Redaksiku.com – Rencana demo besok, Kamis 27 Agustus 2026, menjadi perhatian publik setelah sejumlah kelompok masyarakat menyatakan akan menggelar aksi penyampaian aspirasi di kawasan Gedung DPR/MPR RI, Jakarta Pusat.
Aksi yang ramai diperbincangkan di media sosial tersebut membawa sejumlah isu, terutama terkait pemberantasan korupsi dan percepatan pembahasan Rancangan Undang-Undang (RUU) Perampasan Aset.
Menjelang pelaksanaan aksi, berbagai informasi mulai beredar di masyarakat.
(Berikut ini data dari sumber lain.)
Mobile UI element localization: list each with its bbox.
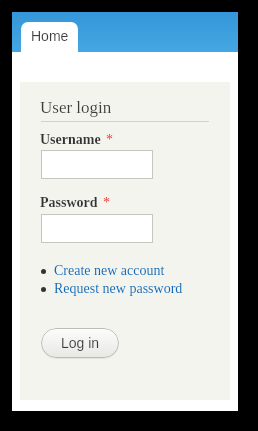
button[interactable]: Create new account (41, 262, 165, 280)
staticText: Username (40, 132, 101, 148)
button[interactable] (41, 214, 153, 243)
staticText: Home (31, 28, 69, 44)
staticText: Log in (61, 335, 100, 351)
button[interactable]: Log in (41, 328, 119, 358)
button[interactable] (41, 150, 153, 179)
staticText: User login (40, 98, 112, 117)
staticText: * (106, 132, 113, 148)
staticText: * (103, 195, 110, 211)
staticText: Request new password (54, 281, 183, 297)
staticText: Create new account (54, 263, 165, 279)
staticText: Password (40, 195, 98, 211)
button[interactable]: Home (21, 22, 78, 52)
button[interactable]: Request new password (41, 280, 183, 298)
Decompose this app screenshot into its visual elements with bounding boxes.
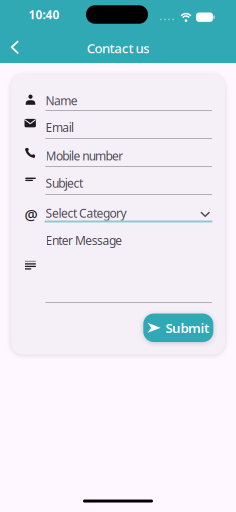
button[interactable]: @ bbox=[11, 200, 225, 228]
staticText: Name bbox=[46, 92, 78, 108]
staticText: Mobile number bbox=[46, 148, 123, 164]
staticText: Submit bbox=[166, 319, 209, 337]
staticText: Contact us bbox=[87, 39, 149, 57]
button[interactable]: Back bbox=[4, 34, 26, 61]
staticText: Select Category bbox=[46, 205, 126, 221]
staticText: 10:40 bbox=[28, 6, 60, 22]
staticText: Enter Message bbox=[46, 232, 122, 248]
staticText: @ bbox=[24, 204, 37, 224]
staticText: Email bbox=[46, 119, 74, 135]
button[interactable]: Submit bbox=[143, 314, 213, 342]
staticText: Subject bbox=[46, 175, 83, 191]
Mulai dari seruan kehadiran massa, persiapan atribut, hingga isu mengenai potensi kepadatan lalu lintas di sejumlah titik Jakarta.
Namun, sejumlah pihak juga mengingatkan masyarakat agar tetap menyaring informasi yang beredar karena beberapa kabar terkait demo 27 Agustus diketahui tidak sepenuhnya benar.
ADVERTISEMENT
SCROLL TO RESUME CONTENT
Demo 27 Agustus Digelar di Depan Gedung DPR RI
Aksi demonstrasi yang dijadwalkan berlangsung besok dipusatkan di sekitar Gedung DPR/MPR RI, Jalan Jenderal Gatot Subroto, Senayan, Jakarta.
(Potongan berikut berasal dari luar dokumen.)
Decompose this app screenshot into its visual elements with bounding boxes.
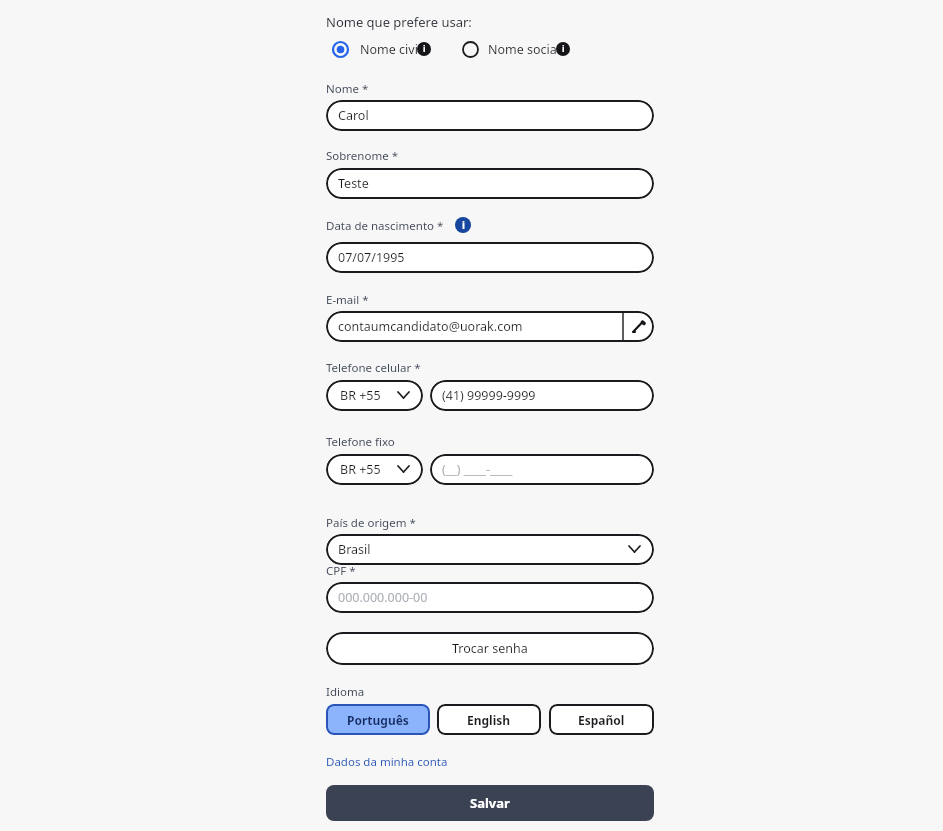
staticText: BR +55 — [340, 387, 381, 404]
button[interactable]: Salvar — [326, 785, 654, 821]
button[interactable]: Editar e-mail — [623, 311, 654, 342]
staticText: País de origem * — [326, 515, 416, 531]
button[interactable]: Nome civil — [332, 40, 436, 58]
button[interactable]: Selecionar país de origem — [326, 534, 654, 565]
button[interactable]: Mais informações — [556, 42, 570, 56]
button[interactable]: Español — [549, 704, 654, 735]
staticText: E-mail * — [326, 292, 369, 308]
button[interactable]: Dados da minha conta — [326, 754, 448, 770]
staticText: 07/07/1995 — [338, 249, 405, 266]
staticText: i — [462, 218, 465, 232]
staticText: BR +55 — [340, 461, 381, 478]
staticText: Sobrenome * — [326, 148, 398, 164]
staticText: (41) 99999-9999 — [442, 387, 536, 404]
button[interactable]: (41) 99999-9999 — [430, 380, 654, 411]
staticText: Data de nascimento * — [326, 218, 444, 234]
staticText: Teste — [338, 175, 369, 192]
button[interactable]: 07/07/1995 — [326, 242, 654, 273]
button[interactable]: Carol — [326, 100, 654, 131]
staticText: Brasil — [338, 541, 371, 558]
button[interactable]: Mais informações — [417, 42, 431, 56]
staticText: Nome * — [326, 81, 369, 97]
staticText: Telefone fixo — [326, 434, 395, 450]
staticText: Idioma — [326, 684, 365, 700]
staticText: Nome social — [488, 41, 561, 58]
staticText: Nome que prefere usar: — [326, 13, 472, 31]
button[interactable]: Trocar senha — [326, 632, 654, 665]
button[interactable]: Selecionar código do país — [326, 454, 423, 485]
staticText: Português — [347, 712, 409, 728]
staticText: Salvar — [470, 794, 510, 812]
staticText: English — [467, 712, 511, 728]
staticText: i — [423, 43, 426, 55]
staticText: i — [562, 43, 565, 55]
button[interactable]: Selecionar código do país — [326, 380, 423, 411]
staticText: CPF * — [326, 563, 356, 579]
staticText: Español — [578, 712, 625, 728]
button[interactable]: Nome social — [462, 40, 572, 58]
button[interactable]: 000.000.000-00 — [326, 582, 654, 613]
button[interactable]: (__) ____-____ — [430, 454, 654, 485]
staticText: Nome civil — [360, 41, 422, 58]
staticText: (__) ____-____ — [442, 461, 513, 478]
button[interactable]: Mais informações — [455, 217, 471, 233]
staticText: Telefone celular * — [326, 360, 421, 376]
button[interactable]: contaumcandidato@uorak.com — [338, 318, 523, 335]
staticText: Carol — [338, 107, 369, 124]
staticText: 000.000.000-00 — [338, 589, 428, 606]
button[interactable]: Teste — [326, 168, 654, 199]
button[interactable]: Português — [326, 704, 430, 735]
button[interactable]: English — [437, 704, 541, 735]
staticText: Trocar senha — [452, 640, 528, 657]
Salah satu kelompok yang menjadi perhatian adalah Aliansi Masyarakat Pati Bersatu (AMPB) yang menyatakan akan membawa aspirasi terkait pemberantasan korupsi.
Koordinator AMPB menyampaikan bahwa aksi tersebut akan dilakukan secara damai dan tidak bertujuan membuat kericuhan.
Kelompok tersebut juga menegaskan bahwa kedatangan mereka ke Jakarta membawa tuntutan yang telah disuarakan sebelumnya.
Dua Tuntutan Utama Massa Aksi
Dalam aksi tersebut, AMPB menyampaikan dua tuntutan utama yang menjadi fokus gerakan.
Pertama, massa mendesak agar RUU Perampasan Aset segera disahkan.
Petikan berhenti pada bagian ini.